The God of this universe, He decided that I be born into a Korean immigrant family. Sometimes I think of the questions I’ll have for God when we meet face to face.“Why, God, do you make women [or maybe just this woman] subject to our own emotions?”Another more relevant question I’ll have is “Why, God, was I born into a Korean family?”I cannot wait to know the answers. Like so many other immigrant families, it meant that there was a culture of hard work and high expectations. Though the essence of hard work is certainly a Godly principle, it is the enemy’s job to twist all things good into bad. From all that hard work, I’d come to believe this lie: “to be loved, be perfect.” The Lord offered me the first and most potent bout of freedom from this lie**
Through the rigors of residency and life outside of it, God continued to reveal the power of lies just like this that take rampant charge over my mind when it is not set on Christ: be smart, be right, be wealthy, be quick-witted, be wise, be beautiful, be perfect, and you will be loved. Isn’t the enemy so good at his job? Are these not great Godly gifts if used for His glory? But how quickly we make them servant to our own ends!
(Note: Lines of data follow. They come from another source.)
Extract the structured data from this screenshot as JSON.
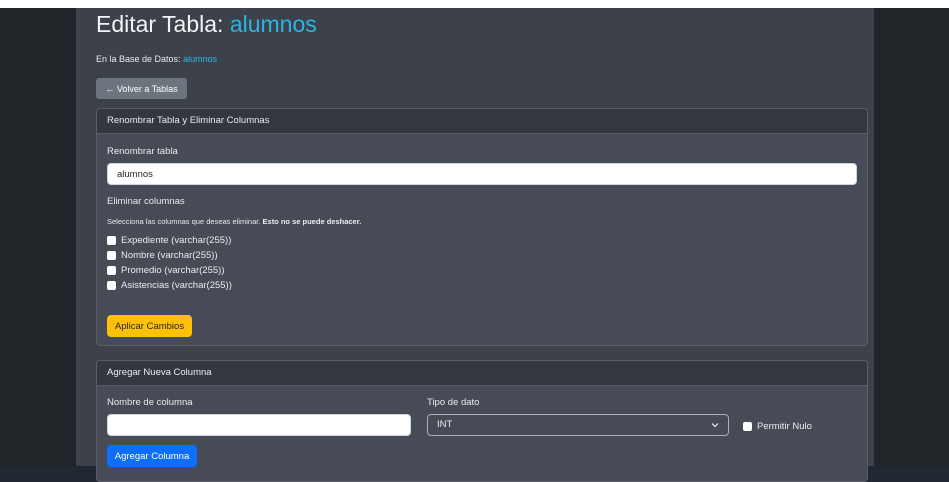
{
  "page": {
    "title_prefix": "Editar Tabla: ",
    "table_name": "alumnos",
    "db_label": "En la Base de Datos: ",
    "db_name": "alumnos",
    "back_label": "← Volver a Tablas"
  },
  "rename_card": {
    "header": "Renombrar Tabla y Eliminar Columnas",
    "rename_label": "Renombrar tabla",
    "rename_value": "alumnos",
    "delete_label": "Eliminar columnas",
    "delete_hint": "Selecciona las columnas que deseas eliminar. ",
    "delete_warning": "Esto no se puede deshacer.",
    "columns": [
      {
        "label": "Expediente (varchar(255))"
      },
      {
        "label": "Nombre (varchar(255))"
      },
      {
        "label": "Promedio (varchar(255))"
      },
      {
        "label": "Asistencias (varchar(255))"
      }
    ],
    "apply_label": "Aplicar Cambios"
  },
  "add_card": {
    "header": "Agregar Nueva Columna",
    "name_label": "Nombre de columna",
    "name_value": "",
    "type_label": "Tipo de dato",
    "type_value": "INT",
    "nullable_label": "Permitir Nulo",
    "add_label": "Agregar Columna"
  },
  "colors": {
    "accent": "#2cb5e0",
    "warning": "#ffc107",
    "primary": "#0d6efd",
    "secondary": "#6c757d"
  }
}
I learned a truth at Mercy Med through Jeanne, one of our amazingly God-centered counselors, that banishes these lies: you are known, and therefore loved.
Our God is so gracious, so beautifully merciful, so heartbreakingly tender, so endlessly wise, so INFINITE in His goodness that in knowing us, he loved us first while we were yet sinners. His is the love that first reached me, and I am changed because of it.
This revelatory and transformative truth the Lord has entrusted to us to make known to all peoples. He’s placed in me a desire to share and plant this truth in all peoples. Hopefully, one day, I’ll be able to have a conversation with a future brother or sister overseas about the Good News they’ve not yet heard!
Psalm 116: I Love the Lord because he hears my voice and my prayer for mercy.Because he bends down to listen, I will pray as long as I have breath! Death wrapped its ropes around me; the terrors of the grave overtook me. I saw only trouble and sorrow. Then I called on the name of the Lord: “Please, Lord, save me!” How kind the Lord is! How good he is! So merciful, this God of ours! The Lord protects those of childlike faith; I was facing death, and he saved me.Let my soul be at rest again, for the Lord has been good to me.”